Relieve and dismiss from military service:

  • Rear-Admiral Vitaliy Nikolayevich Ivanov, Chief of Fleet Communications, Deputy Chief of Staff for Communications, Pacific Fleet.
  • General-Lieutenant Igor Vasilyevich Sadofyev, Chief of Aviation, Deputy CINC of the Air Forces for Aviation.

Cadre Changes

This is President Medvedev’s decree from Monday which has the swap of General-Lieutenant Zarudnitskiy for Tretyak as Chief of the GOU.

Relieve:

  • General-Major Valeriy Leonidovich Shemyakin, Deputy Commander, Military-Transport Aviation.

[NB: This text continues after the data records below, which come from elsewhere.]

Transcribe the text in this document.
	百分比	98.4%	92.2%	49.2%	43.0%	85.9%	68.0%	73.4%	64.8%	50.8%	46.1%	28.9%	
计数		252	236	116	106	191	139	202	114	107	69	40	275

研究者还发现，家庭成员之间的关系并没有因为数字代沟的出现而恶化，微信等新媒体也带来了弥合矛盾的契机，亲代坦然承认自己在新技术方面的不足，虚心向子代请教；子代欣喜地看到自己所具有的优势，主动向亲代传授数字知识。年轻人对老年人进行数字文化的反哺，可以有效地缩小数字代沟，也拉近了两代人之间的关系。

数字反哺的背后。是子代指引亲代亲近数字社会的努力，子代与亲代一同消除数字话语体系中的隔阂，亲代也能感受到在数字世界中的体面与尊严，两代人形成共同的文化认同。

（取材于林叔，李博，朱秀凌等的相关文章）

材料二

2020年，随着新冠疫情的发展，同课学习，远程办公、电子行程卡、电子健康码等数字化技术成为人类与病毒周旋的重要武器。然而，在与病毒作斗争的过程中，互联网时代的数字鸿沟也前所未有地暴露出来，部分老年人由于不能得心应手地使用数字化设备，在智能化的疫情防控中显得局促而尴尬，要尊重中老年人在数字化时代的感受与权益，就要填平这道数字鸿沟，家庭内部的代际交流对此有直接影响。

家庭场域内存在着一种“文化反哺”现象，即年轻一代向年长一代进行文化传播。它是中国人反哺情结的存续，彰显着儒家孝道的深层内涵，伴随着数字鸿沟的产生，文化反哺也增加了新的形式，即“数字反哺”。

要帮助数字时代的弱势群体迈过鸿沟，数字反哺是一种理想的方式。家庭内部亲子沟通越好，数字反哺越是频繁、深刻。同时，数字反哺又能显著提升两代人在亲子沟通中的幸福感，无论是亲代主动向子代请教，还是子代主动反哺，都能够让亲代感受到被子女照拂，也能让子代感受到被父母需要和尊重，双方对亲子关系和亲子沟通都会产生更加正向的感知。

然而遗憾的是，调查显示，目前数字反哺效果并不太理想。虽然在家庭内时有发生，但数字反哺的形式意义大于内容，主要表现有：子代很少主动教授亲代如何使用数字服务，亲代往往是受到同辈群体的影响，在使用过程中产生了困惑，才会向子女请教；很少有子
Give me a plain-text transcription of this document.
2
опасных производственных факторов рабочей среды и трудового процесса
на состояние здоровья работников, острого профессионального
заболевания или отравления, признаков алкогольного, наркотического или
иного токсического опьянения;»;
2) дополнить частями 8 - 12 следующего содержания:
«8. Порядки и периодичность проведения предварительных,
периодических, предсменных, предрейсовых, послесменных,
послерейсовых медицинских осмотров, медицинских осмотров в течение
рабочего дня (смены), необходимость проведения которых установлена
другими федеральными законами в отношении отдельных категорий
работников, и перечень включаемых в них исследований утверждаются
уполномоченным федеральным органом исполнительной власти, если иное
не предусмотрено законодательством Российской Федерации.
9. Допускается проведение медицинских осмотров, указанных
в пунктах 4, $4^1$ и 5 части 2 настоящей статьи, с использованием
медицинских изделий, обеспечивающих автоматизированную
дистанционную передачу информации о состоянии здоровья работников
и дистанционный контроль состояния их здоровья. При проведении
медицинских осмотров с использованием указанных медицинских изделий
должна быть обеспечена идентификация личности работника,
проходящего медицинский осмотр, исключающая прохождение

Relieve and dismiss from military service:

  • General-Major Yevgeniy Anatolyevich Derbin, Deputy Chief, State Administration and National Security Faculty, RF Armed Forces Military Academy of the General Staff.
  • General-Lieutenant Andrey Vitalyevich Tretyak, Chief, Main Operations Directorate, RF Armed Forces General Staff — Deputy Chief, RF Armed Forces General Staff.

Appoint:

  • Colonel Dmitriy Anatolyevich Voloshin, Chief, Combat Training, Long-Range, Military-Transport and Special Aviation, Chief Inspector-Pilot.
  • General-Lieutenant Vladimir Borisovich Zarudnitskiy, Chief, Main Operations Directorate, RF Armed Forces General Staff, Deputy Chief, RF Armed Forces General Staff, relieved as Deputy Commander, Southern MD.